Millner went on to have a hall of fame career in the NFL throughout the 1930s and 1940s. Then in 1943, Millner returned to Notre Dame as an assistant coach where we won a national title before returning to the NFL as a head coach. Millner was enshrined in the Pro Football Hall of Fame in 1968. He died in 1976 from a heart attack at the age of 63.
3. Mark Bavaro
Born in Winthrop and a product of Danvers High School, the tight end had a productive few years under Gerry Faust in the mid-1980s.
Bavaro caught 55 passes for 771 yards and four touchdowns in two seasons as a regular player, including a senior year in 1984 where he earned AP All-America honors with 32 catches for 395 yards. In 1983, Bavaro helped the Irish win the Liberty Bowl and then make it to the Aloha Bowl the following year.
Bavaro entered the 1985 NFL draft and was a fourth-round pick by the New York Giants. Bavaro went on to have a ten-year pro career that included two pro bowl seasons and two Super Bowl wins with the Giants. Playing through just about every injury that came his way in college and the pros, Bavaro was certainly one of the physically tougher players to wear an Irish uniform.
2. Ken MacAfee
MacAfee played his high school football in Brockton, Massachusetts where he led the Brockton Boxers to two state titles in 1972 and 1973 and was a high-school All-American.
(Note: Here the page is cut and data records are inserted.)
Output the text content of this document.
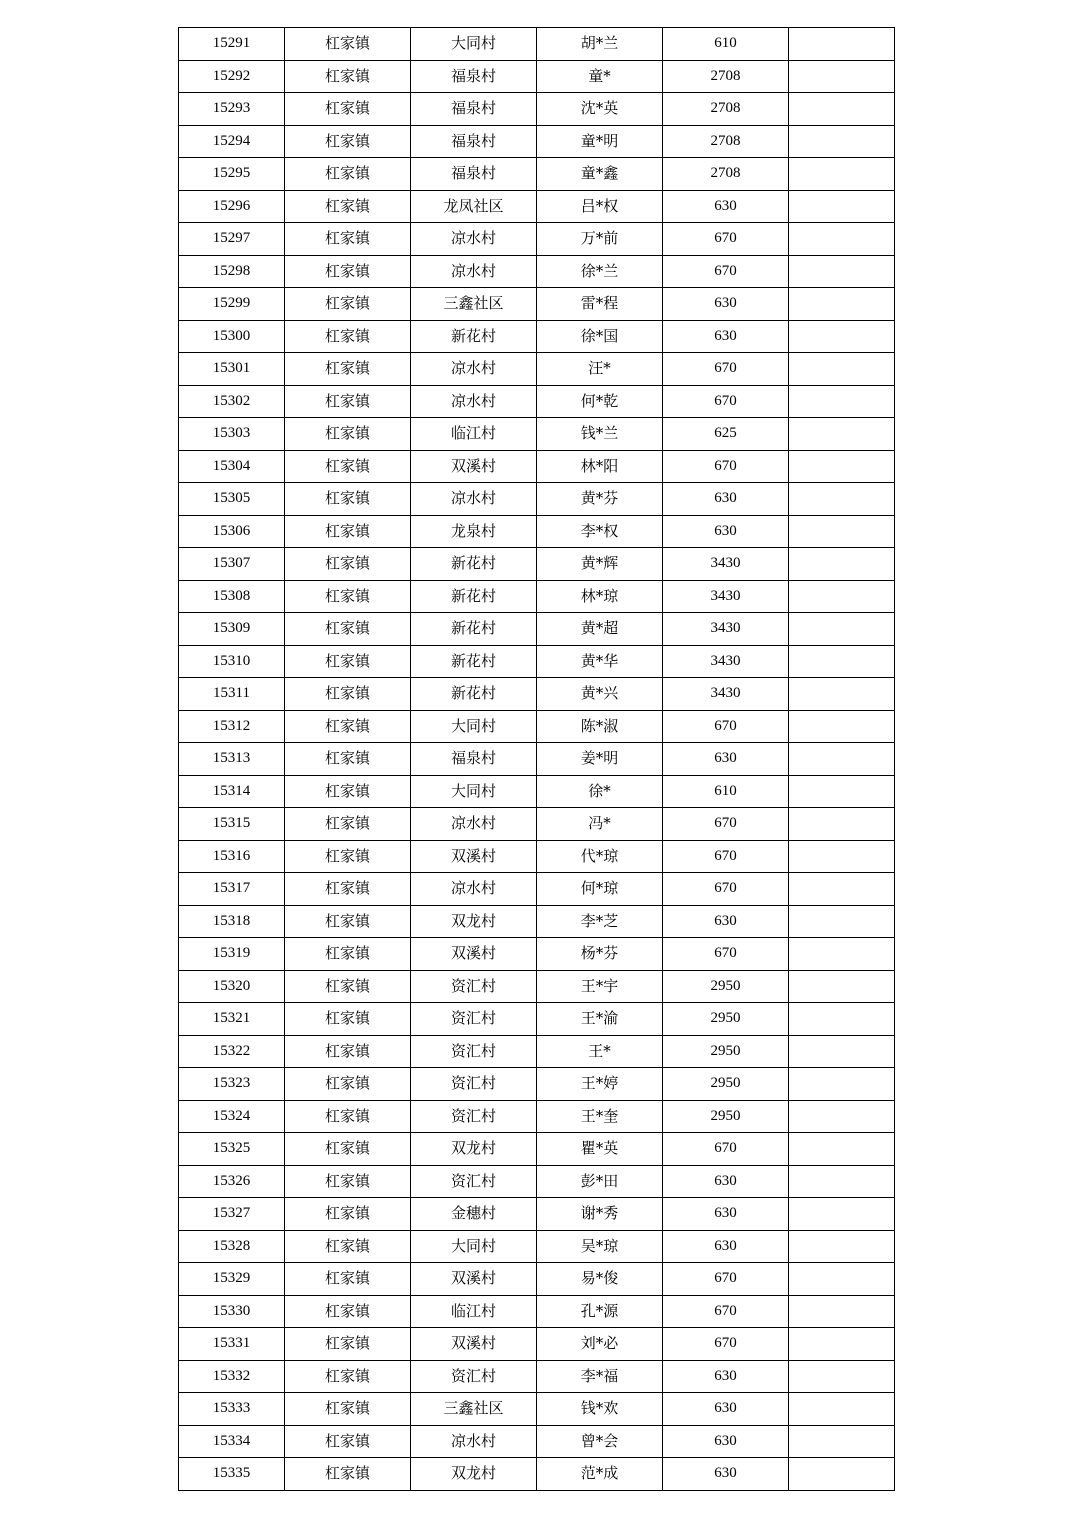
15291	杠家镇	大同村	胡*兰	610	
15292	杠家镇	福泉村	童*	2708	
15293	杠家镇	福泉村	沈*英	2708	
15294	杠家镇	福泉村	童*明	2708	
15295	杠家镇	福泉村	童*鑫	2708	
15296	杠家镇	龙凤社区	吕*权	630	
15297	杠家镇	凉水村	万*前	670	
15298	杠家镇	凉水村	徐*兰	670	
15299	杠家镇	三鑫社区	雷*程	630	
15300	杠家镇	新花村	徐*国	630	
15301	杠家镇	凉水村	汪*	670	
15302	杠家镇	凉水村	何*乾	670	
15303	杠家镇	临江村	钱*兰	625	
15304	杠家镇	双溪村	林*阳	670	
15305	杠家镇	凉水村	黄*芬	630	
15306	杠家镇	龙泉村	李*权	630	
15307	杠家镇	新花村	黄*辉	3430	
15308	杠家镇	新花村	林*琼	3430	
15309	杠家镇	新花村	黄*超	3430	
15310	杠家镇	新花村	黄*华	3430	
15311	杠家镇	新花村	黄*兴	3430	
15312	杠家镇	大同村	陈*淑	670	
15313	杠家镇	福泉村	姜*明	630	
15314	杠家镇	大同村	徐*	610	
15315	杠家镇	凉水村	冯*	670	
15316	杠家镇	双溪村	代*琼	670	
15317	杠家镇	凉水村	何*琼	670	
15318	杠家镇	双龙村	李*芝	630	
15319	杠家镇	双溪村	杨*芬	670	
15320	杠家镇	资汇村	王*宇	2950	
15321	杠家镇	资汇村	王*渝	2950	
15322	杠家镇	资汇村	王*	2950	
15323	杠家镇	资汇村	王*婷	2950	
15324	杠家镇	资汇村	王*奎	2950	
15325	杠家镇	双龙村	瞿*英	670	
15326	杠家镇	资汇村	彭*田	630	
15327	杠家镇	金穗村	谢*秀	630	
15328	杠家镇	大同村	吴*琼	630	
15329	杠家镇	双溪村	易*俊	670	
15330	杠家镇	临江村	孔*源	670	
15331	杠家镇	双溪村	刘*必	670	
15332	杠家镇	资汇村	李*福	630	
15333	杠家镇	三鑫社区	钱*欢	630	
15334	杠家镇	凉水村	曾*会	630	
15335	杠家镇	双龙村	范*成	630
In his time at Notre Dame, the tight end was an All-American three times. During the 1977 season when the Irish won the national title, MacAfee caught 54 passes for 797 yards and six touchdowns. MacAfee was awarded the Walter Camp trophy that year. He finished his career at ND with 28 career receptions for 1,759 yards and 15 TDs.
In 1978, MacAfee was drafted by the San Francisco 49ers ninth overall. His NFL career didn’t last long as he was finished with the NFL by 1981. After that, he went on to attend dental school and later opened a practice back in Massachusetts. MacAfee was inducted into the College Football Hall of Fame in 1997.
1. Angelo Bertelli
The son of Italian immigrants in West Springfield, Bertelli won all-state honors in three sports at Cathedral High School.
In playing two and a half seasons playing tailback and quarterback for the Irish from 1941 to 1943, Bertelli completed 167 passes for 2578 yards and 28 touchdowns running the T formation for Frank Leahy.
In 1943, Bertelli played in just six games before the United States Marine Corps called him to active duty to fight in the Pacific theatre of World War II. But even with just six games under his belt that year, he won the Heisman trophy. The Irish would go on to win the national championship that year.
Just after that, he was the number one overall selection in the 1944 NFL draft by the Boston Yanks. Bertelli would not play pro ball, however, until he came back to the U.S. after his active duty was over in 1946. He played with the Los Angeles Dons and Chicago Rockets for a few years in the late forties before becoming a radio broadcaster in New Jersey for several years. He passed away in 1999 from brain cancer.